Aprendí mucho sobre el orden supuesto que creamos en nuestra vida. Me vi en muchos de los que decidieron meterse en un ashram para desaparecer del mundo, y terminar dándose cuenta de que todo aquello de lo que huían estaba dentro de sí mismos. El ashram es un mundo en el que los occidentales funcionan a una velocidad y precisión, y los locales a otra muy diferente; donde todo sucede de manera plana y con una profundidad distinta: los indios son naturalmente propensos a la atención plena, y se toman el tiempo que necesitan para hacer las cosas como les parece correcto. Sí, tuve que aprender a desarrollar la paciencia, a no perder la sonrisa, a permitir lo imperfecto. Y a amar todas las variantes del curri y todos los colores de lentejas. Era extraño esto de amigarse con uno mismo en medio de las vespas, las voces de los mercados, la música que sale de las casas, las vacas que se sientan a rumiar en las esquinas y el constante saludo a cada paso.

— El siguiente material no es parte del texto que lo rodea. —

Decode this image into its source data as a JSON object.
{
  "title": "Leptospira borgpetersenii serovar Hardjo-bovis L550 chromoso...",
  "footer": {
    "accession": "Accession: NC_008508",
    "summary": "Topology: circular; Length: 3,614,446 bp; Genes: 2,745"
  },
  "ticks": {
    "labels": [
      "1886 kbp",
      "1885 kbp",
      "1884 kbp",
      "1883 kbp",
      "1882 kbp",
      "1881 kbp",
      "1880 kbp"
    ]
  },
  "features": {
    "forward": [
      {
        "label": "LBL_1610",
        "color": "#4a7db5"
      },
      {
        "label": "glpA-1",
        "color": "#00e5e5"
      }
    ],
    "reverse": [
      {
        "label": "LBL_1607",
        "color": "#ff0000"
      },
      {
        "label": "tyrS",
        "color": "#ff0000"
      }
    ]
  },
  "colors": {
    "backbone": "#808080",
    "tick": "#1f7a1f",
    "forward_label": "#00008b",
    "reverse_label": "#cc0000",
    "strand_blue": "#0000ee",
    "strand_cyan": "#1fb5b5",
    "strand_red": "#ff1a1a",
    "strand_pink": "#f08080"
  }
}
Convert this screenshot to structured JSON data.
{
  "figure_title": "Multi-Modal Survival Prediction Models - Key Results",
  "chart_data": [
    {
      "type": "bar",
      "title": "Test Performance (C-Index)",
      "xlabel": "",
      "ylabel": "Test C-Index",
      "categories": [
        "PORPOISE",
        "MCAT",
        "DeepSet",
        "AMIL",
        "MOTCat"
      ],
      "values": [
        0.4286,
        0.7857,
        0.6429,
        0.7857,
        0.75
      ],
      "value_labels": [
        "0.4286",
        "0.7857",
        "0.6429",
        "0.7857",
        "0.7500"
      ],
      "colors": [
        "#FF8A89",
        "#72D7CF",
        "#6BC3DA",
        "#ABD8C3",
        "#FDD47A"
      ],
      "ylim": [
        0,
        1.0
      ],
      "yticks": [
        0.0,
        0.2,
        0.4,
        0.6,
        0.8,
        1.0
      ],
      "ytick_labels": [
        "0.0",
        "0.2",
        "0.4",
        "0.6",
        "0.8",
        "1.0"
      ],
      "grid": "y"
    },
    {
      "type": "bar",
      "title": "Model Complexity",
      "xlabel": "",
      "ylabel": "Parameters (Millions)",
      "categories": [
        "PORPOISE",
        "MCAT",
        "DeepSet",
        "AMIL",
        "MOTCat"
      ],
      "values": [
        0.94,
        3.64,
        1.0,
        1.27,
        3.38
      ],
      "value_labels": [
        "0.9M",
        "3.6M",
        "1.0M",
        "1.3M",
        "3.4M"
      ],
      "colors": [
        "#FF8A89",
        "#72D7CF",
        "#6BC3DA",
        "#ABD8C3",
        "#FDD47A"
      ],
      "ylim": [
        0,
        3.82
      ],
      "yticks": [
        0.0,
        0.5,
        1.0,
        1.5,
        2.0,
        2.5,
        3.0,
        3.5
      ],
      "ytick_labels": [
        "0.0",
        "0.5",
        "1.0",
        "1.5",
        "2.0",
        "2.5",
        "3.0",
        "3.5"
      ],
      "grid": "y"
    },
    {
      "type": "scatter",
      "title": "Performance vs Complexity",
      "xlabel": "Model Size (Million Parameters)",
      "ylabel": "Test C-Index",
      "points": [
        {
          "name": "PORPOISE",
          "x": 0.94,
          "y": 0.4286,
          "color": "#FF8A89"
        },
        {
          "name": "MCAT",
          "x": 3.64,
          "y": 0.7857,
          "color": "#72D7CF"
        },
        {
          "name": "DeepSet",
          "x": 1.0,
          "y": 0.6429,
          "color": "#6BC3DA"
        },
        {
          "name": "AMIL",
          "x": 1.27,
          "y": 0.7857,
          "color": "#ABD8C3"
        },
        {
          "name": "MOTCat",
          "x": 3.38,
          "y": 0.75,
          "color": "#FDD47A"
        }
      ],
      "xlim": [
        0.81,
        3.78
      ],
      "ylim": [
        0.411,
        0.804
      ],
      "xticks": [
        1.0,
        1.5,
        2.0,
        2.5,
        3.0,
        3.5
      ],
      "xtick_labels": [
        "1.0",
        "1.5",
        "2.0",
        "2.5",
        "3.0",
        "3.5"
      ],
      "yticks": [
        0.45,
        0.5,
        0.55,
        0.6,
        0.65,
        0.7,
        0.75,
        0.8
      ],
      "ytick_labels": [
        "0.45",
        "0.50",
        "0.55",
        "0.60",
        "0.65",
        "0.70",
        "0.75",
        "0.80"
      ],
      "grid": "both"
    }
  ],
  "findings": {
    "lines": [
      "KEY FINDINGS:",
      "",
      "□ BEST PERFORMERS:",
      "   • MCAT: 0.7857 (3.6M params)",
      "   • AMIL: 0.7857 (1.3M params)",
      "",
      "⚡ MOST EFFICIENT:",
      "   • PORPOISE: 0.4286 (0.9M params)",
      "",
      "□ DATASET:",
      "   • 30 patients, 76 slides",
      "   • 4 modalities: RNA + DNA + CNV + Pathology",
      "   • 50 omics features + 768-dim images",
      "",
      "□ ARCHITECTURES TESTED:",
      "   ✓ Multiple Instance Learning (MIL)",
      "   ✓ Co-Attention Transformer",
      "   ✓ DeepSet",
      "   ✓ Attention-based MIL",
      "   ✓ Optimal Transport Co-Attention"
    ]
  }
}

También, el hecho de estar al servicio de los demás durante un mes, hizo que cambiara mi forma de verme. Junto con Joytir, mi compañera en el servicio de asistencia, nos repetíamos mutuamente, cada vez que algo requería de atención especial: “Todo sea por el bien mayor”. Los dos estábamos allí haciendo seva. Ella devolviendo el tiempo en el que pudo refugiarse de una relación violenta en un ashram en las afueras de París, y yo, más allá del curso, también estaba devolviendo el que me hayan hecho sentir seguro y en casa; no en el centro de retiro, sino dentro de mí.
Creo que este “tiempo entre tiempos”, antes de volver a Argentina, ayudó a hacer el duelo por lo que no había podido ser. Pude hacerme un poco más amigo de aquel que vive detrás de todos mis pensamientos y acciones, conocerme más en esencia y desprenderme de todo lo que era innecesario.
Volví de India más ligero, físicamente más delgado, con el cabello lustroso y la piel oscura por el sol. Cuando me bajé del tren en Delhi para tomar el avión hacia Europa, casi podían confundirme con los locales. Iba vestido con un polar gris y unos pantalones de algodón a rayas de colores. Ya no llevaba equipaje, solo un tigre de peluche atado a mi espalda con un par de cuerdas y un cuaderno de tapas rojas con una lapicera enganchada en una de sus hojas.
Llegué a Madrid con la sensación de que todo a mi alrededor era simplemente ruido, sin saber qué quería hacer después, perdido a la mirada de los demás, y con otra percepción del tiempo. Había algo que tenía en claro: el yoga no iba a pasar a segundo plano en mi vida. Gracias a él, conseguía silenciar mi mente en la meditación, hacer que esos pensamientos invasivos que le comen a uno la cabeza detenerse, y simplemente mirar lo que tenía delante de mí: sin esperar el significado de nada, simplemente presente.